Global Witness mengatakan pihaknya telah mengajukan keluhan resmi kepada regulator Irlandia, menuduh platform tersebut mungkin melanggar peraturan Eropa untuk mengurangi ancaman pemilu.

Awal tahun ini, UE menerbitkan pedoman berdasarkan Undang-Undang Layanan Digital (DSA) yang sangat besar, yang menuntut platform-platform besar termasuk TikTok mengambil tindakan untuk mengurangi risiko gangguan jajak pendapat.

Bulan lalu, TikTok merilis pernyataan yang merinci langkah-langkah “komprehensif” yang diambilnya, dengan mengatakan bahwa pihaknya “berinvestasi secara besar-besaran” dalam melindungi integritas pemilu.

“Aku tidur di dekat saklar”

Global Witness mengatakan pihaknya menghapus iklan palsu tersebut setelah menerima pemberitahuan dari TikTok bahwa iklan tersebut telah diterima untuk dipublikasikan guna mencegah penyebarannya.

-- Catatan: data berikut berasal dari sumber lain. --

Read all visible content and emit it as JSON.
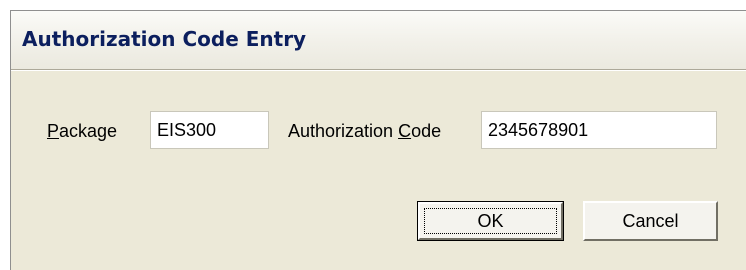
{
  "dialog": {
    "title": "Authorization Code Entry"
  },
  "package": {
    "label_mnemonic": "P",
    "label_rest": "ackage",
    "value": "EIS300"
  },
  "authorization": {
    "label_before": "Authorization ",
    "label_mnemonic": "C",
    "label_rest": "ode",
    "value": "2345678901"
  },
  "buttons": {
    "ok_label": "OK",
    "cancel_label": "Cancel"
  }
}
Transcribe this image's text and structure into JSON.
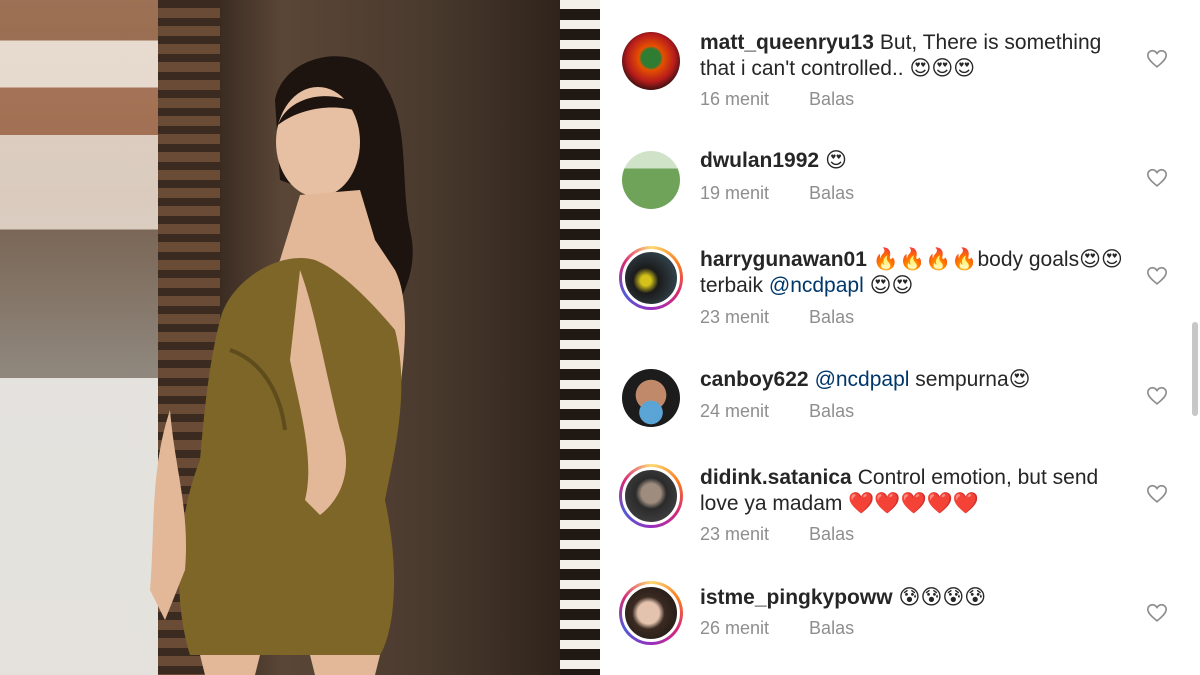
{
  "comments": [
    {
      "username": "matt_queenryu13",
      "segments": [
        {
          "text": "But, There is something that i can't controlled.. 😍😍😍"
        }
      ],
      "time": "16 menit",
      "reply": "Balas",
      "story_ring": false,
      "avatar": "red-fire-avatar"
    },
    {
      "username": "dwulan1992",
      "segments": [
        {
          "text": "😍"
        }
      ],
      "time": "19 menit",
      "reply": "Balas",
      "story_ring": false,
      "avatar": "child-on-grass-avatar"
    },
    {
      "username": "harrygunawan01",
      "segments": [
        {
          "text": "🔥🔥🔥🔥body goals😍😍 terbaik "
        },
        {
          "mention": "@ncdpapl"
        },
        {
          "text": " 😍😍"
        }
      ],
      "time": "23 menit",
      "reply": "Balas",
      "story_ring": true,
      "avatar": "motorcycle-avatar"
    },
    {
      "username": "canboy622",
      "segments": [
        {
          "mention": "@ncdpapl"
        },
        {
          "text": " sempurna😍"
        }
      ],
      "time": "24 menit",
      "reply": "Balas",
      "story_ring": false,
      "avatar": "masked-face-avatar"
    },
    {
      "username": "didink.satanica",
      "segments": [
        {
          "text": "Control emotion, but send love ya madam ❤️❤️❤️❤️❤️"
        }
      ],
      "time": "23 menit",
      "reply": "Balas",
      "story_ring": true,
      "avatar": "dark-portrait-avatar"
    },
    {
      "username": "istme_pingkypoww",
      "segments": [
        {
          "text": "😰😰😰😰"
        }
      ],
      "time": "26 menit",
      "reply": "Balas",
      "story_ring": true,
      "avatar": "girl-portrait-avatar"
    }
  ],
  "icons": {
    "like": "heart-outline-icon"
  },
  "colors": {
    "text": "#262626",
    "meta": "#8e8e8e",
    "mention": "#00376b",
    "heart": "#8e8e8e"
  }
}
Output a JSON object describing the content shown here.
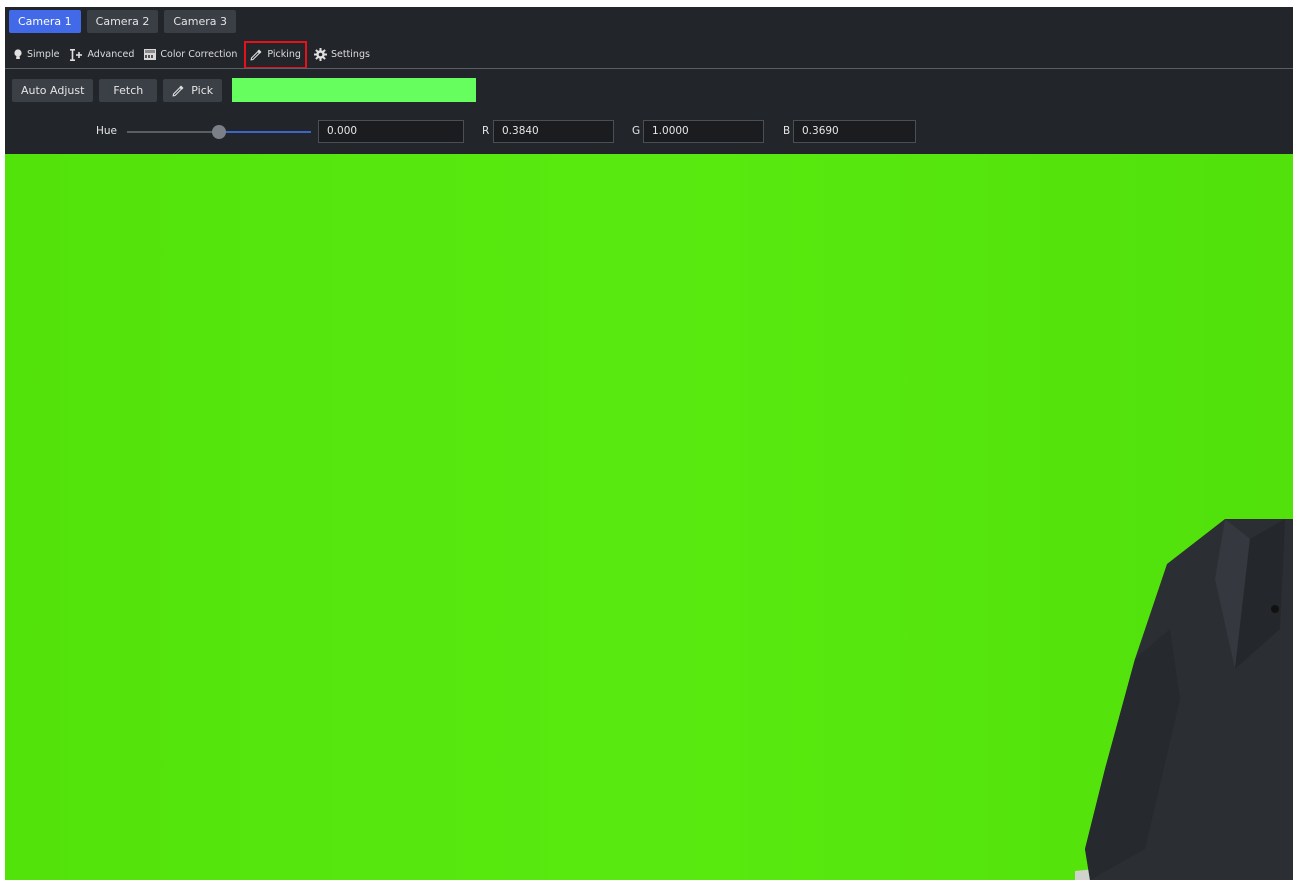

Selain itu, ia mengunggah iklan yang tidak mengandung disinformasi namun melanggar larangan TikTok terhadap iklan politik.

Grup tersebut membayar £10 ($13) untuk iklan tersebut dan mengklaim iklan tersebut telah ditonton 12.000 kali sebelum dana habis.

AFP, seperti puluhan organisasi pengecekan fakta lainnya di beberapa negara, dibayar oleh TikTok untuk memeriksa fakta video yang berpotensi berisi informasi palsu.

TikTok telah menjadi medan pertarungan pemilu yang besar ketika para politisi di Eropa dan Amerika Serikat – termasuk calon presiden Donald Trump – berupaya memanfaatkan viralitas platform tersebut.

Tren ini muncul bahkan ketika TikTok berada di bawah tekanan di Amerika Serikat, di mana Presiden Joe Biden baru-baru ini menandatangani undang-undang yang akan memblokir platform tersebut jika pemiliknya tidak menemukan pembeli untuk aplikasi tersebut dalam waktu satu tahun.

“Namun di Eropa mereka tampaknya tertidur, seolah-olah mereka tidak terbiasa dengan disinformasi pemilu yang sangat mencolok ini,” kata Peck.

(Kecuali judulnya, cerita ini belum diedit oleh staf NDTV dan diterbitkan dari feed sindikasi.)